Bizi Takip Edin

ASYA

Ekonomistler Çin’le ilgili büyüme tahminlerini %4,8’e düşürdü

Yayınlanma

Nikkei ve Nikkei Quick News tarafından yapılan son üç aylık ankette Çin ekonomistleri ülkenin 2024 gayrisafi yurtiçi hasılasına ilişkin tahminlerini düşürerek, büyümeyi canlandırmak için mücadele eden yetkililerin karşı karşıya olduğu baskının altını çizdi.

Çin ekonomisine ilişkin 28 yerel uzmanın ortalama tahminleri, temmuz ayında derlenen bir önceki ankette %4,9 olan yıllık GSYİH büyümesinin %4,8’e gerilediğine işaret ediyor. Ekonomistlerden bazıları, Çinli yetkililerin geçen hafta faiz oranlarını düşürmesi, emlak piyasasını desteklemesi ve borsaya milyarlarca dolar pompalayarak hisselerin yükselmesini sağlamasının ardından yanıtlarını sundu ya da güncelledi. Teşviklerin başlamasından önce yanıt verenlere ise Nikkei, tahminlerini değiştirmek isteyip istemediklerine dair sorular gönderdi.

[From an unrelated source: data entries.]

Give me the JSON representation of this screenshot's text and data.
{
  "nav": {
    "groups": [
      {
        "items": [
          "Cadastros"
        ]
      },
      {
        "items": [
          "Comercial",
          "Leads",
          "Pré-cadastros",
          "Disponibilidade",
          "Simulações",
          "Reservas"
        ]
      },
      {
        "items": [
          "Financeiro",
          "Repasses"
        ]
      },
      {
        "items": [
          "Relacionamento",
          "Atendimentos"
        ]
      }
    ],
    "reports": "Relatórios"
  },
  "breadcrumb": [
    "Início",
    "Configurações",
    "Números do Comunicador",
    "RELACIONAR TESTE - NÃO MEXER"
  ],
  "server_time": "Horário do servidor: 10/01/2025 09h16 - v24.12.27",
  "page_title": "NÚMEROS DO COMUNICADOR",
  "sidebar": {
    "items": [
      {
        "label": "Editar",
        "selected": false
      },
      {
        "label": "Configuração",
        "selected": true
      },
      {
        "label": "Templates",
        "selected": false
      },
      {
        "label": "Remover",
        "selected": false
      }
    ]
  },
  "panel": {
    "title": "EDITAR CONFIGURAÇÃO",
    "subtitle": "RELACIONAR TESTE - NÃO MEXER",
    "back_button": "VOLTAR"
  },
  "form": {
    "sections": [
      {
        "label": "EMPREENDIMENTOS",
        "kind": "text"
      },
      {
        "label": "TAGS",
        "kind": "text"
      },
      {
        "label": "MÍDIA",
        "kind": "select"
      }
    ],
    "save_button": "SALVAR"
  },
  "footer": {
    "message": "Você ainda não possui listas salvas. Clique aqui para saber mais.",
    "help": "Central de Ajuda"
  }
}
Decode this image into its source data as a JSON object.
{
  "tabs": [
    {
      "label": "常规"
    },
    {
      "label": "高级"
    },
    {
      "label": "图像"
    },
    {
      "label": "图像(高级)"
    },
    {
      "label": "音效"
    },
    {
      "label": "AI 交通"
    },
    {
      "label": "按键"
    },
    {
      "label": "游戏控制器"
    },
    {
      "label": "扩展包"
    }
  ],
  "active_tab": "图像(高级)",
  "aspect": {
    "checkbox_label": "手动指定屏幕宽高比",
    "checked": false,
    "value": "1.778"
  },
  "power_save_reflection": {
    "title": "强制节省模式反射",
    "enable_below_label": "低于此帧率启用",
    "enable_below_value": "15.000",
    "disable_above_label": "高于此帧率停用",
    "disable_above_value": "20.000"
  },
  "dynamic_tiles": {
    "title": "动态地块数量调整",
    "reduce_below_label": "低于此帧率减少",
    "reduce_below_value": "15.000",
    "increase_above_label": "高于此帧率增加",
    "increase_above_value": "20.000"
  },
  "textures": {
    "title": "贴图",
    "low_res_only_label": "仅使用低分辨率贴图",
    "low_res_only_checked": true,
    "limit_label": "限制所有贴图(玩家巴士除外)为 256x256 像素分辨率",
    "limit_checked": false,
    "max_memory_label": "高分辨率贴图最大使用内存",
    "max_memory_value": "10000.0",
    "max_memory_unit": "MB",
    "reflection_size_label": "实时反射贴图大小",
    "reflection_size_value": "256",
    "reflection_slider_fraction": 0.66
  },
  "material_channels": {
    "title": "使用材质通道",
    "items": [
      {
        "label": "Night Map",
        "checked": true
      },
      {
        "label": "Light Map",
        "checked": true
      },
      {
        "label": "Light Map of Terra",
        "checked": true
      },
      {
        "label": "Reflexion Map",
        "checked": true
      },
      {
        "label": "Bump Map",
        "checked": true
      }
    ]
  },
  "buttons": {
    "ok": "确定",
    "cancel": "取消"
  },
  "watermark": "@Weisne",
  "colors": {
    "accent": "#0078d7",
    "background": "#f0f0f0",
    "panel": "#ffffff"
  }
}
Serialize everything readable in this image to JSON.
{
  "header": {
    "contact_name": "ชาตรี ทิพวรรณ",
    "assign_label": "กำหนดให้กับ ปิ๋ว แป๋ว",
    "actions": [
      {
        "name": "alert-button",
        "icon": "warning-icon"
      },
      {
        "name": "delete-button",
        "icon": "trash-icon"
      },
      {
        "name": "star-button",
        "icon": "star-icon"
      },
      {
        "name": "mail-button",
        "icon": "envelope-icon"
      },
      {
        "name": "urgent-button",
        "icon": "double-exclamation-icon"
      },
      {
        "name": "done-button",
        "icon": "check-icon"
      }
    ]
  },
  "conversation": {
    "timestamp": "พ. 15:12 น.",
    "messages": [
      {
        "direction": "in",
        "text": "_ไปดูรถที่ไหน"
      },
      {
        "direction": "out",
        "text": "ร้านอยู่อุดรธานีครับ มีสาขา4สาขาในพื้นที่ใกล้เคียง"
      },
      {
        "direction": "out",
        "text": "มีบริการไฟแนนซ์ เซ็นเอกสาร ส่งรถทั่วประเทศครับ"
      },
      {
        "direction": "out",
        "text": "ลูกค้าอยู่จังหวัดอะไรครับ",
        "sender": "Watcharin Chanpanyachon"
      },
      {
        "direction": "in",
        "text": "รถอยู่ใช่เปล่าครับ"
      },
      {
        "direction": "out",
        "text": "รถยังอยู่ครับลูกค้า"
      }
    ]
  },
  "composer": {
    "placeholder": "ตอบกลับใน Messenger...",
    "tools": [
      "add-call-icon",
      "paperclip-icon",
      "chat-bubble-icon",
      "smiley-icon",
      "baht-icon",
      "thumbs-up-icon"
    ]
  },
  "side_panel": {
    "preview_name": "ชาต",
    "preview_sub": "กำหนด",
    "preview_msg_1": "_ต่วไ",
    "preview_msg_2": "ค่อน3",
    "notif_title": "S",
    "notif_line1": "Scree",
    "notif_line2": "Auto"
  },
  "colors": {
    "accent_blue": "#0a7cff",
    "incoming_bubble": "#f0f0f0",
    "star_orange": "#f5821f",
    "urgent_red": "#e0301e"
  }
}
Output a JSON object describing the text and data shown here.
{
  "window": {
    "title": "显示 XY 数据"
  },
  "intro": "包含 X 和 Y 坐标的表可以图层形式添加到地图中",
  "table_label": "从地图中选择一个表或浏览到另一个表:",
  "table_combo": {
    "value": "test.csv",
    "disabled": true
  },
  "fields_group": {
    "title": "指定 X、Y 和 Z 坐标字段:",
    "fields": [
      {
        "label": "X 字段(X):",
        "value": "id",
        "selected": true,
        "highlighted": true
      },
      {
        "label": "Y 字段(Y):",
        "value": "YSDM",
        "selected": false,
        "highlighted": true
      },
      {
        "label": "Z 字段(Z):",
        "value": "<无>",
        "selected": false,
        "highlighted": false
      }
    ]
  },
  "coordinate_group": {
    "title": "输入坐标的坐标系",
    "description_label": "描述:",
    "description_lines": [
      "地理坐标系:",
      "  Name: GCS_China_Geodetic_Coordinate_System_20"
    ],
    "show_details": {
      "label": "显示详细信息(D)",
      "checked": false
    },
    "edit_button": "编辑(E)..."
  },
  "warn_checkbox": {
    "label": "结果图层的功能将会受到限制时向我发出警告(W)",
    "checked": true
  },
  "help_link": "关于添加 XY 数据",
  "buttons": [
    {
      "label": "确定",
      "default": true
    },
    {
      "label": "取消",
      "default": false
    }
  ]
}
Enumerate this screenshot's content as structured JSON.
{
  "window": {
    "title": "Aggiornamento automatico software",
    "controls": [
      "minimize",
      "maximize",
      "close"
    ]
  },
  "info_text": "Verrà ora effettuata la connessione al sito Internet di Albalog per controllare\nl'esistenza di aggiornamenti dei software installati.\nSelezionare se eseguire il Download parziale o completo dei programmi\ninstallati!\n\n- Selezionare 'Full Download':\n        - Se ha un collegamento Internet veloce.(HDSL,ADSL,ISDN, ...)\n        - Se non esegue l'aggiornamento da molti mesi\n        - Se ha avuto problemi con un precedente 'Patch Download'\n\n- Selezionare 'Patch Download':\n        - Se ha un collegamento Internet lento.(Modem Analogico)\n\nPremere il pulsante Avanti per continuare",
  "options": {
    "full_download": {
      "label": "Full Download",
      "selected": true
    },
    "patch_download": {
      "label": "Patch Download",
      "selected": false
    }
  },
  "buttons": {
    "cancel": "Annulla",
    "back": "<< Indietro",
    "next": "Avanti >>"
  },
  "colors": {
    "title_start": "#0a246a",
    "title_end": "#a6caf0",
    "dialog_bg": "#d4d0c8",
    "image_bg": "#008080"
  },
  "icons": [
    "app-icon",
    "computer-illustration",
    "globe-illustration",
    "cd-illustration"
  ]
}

Bir önceki çeyrek anketinde tüm yıl için büyüme tahmininde bulunan 25 ekonomistten 16’sı görünümlerini düşürürken, dokuzu aynı beklentilerini korudu. Büyüme tahminlerinin genel aralığı aşağı doğru kayarak %4,8 – %5,3’ten %4,5 – %5,0’a geriledi. Temmuz-eylül çeyreği için ortalama tahmin %4,6 olup, nisan-haziran döneminde kaydedilen %4,7’lik büyümeden daha da yavaşlama anlamına gelmekte ve geçen yılın üçüncü çeyreğinde kaydedilen %4,9’luk genişlemeden daha zayıf. Ekonominin ivmesini daha iyi yansıtan üçüncü çeyrek için çeyrekten çeyreğe büyüme tahmini, mevsimsellikten arındırılmış bazda %1,1 olup, ikinci çeyrekte görülen %0,7’lik büyümeden biraz daha hızlı.

Analistler önemli ters rüzgarlar konusunda uyarıda bulundu. KGI Asia’dan Ken Chen, sanayi üretimi ve yatırımlardan perakende ve emlak satışlarına kadar son dönemde beklenenden daha zayıf gelen verileri dikkate alarak yıllık büyüme tahminini %5,3’ten %4,9’a düşürdü. “Mevcut ekonomik büyüme trendi, esas olarak emlak döngüsünün dibe vurması ve dış talebin aşağı yönlü baskısı nedeniyle hala aşağı yönlüdür,” diyerek teşviklerin hükümetin yıllık GSYİH hedefi olan ‘%5 civarına’ ulaşmak için yeterli olmayabileceğini öne sürdü.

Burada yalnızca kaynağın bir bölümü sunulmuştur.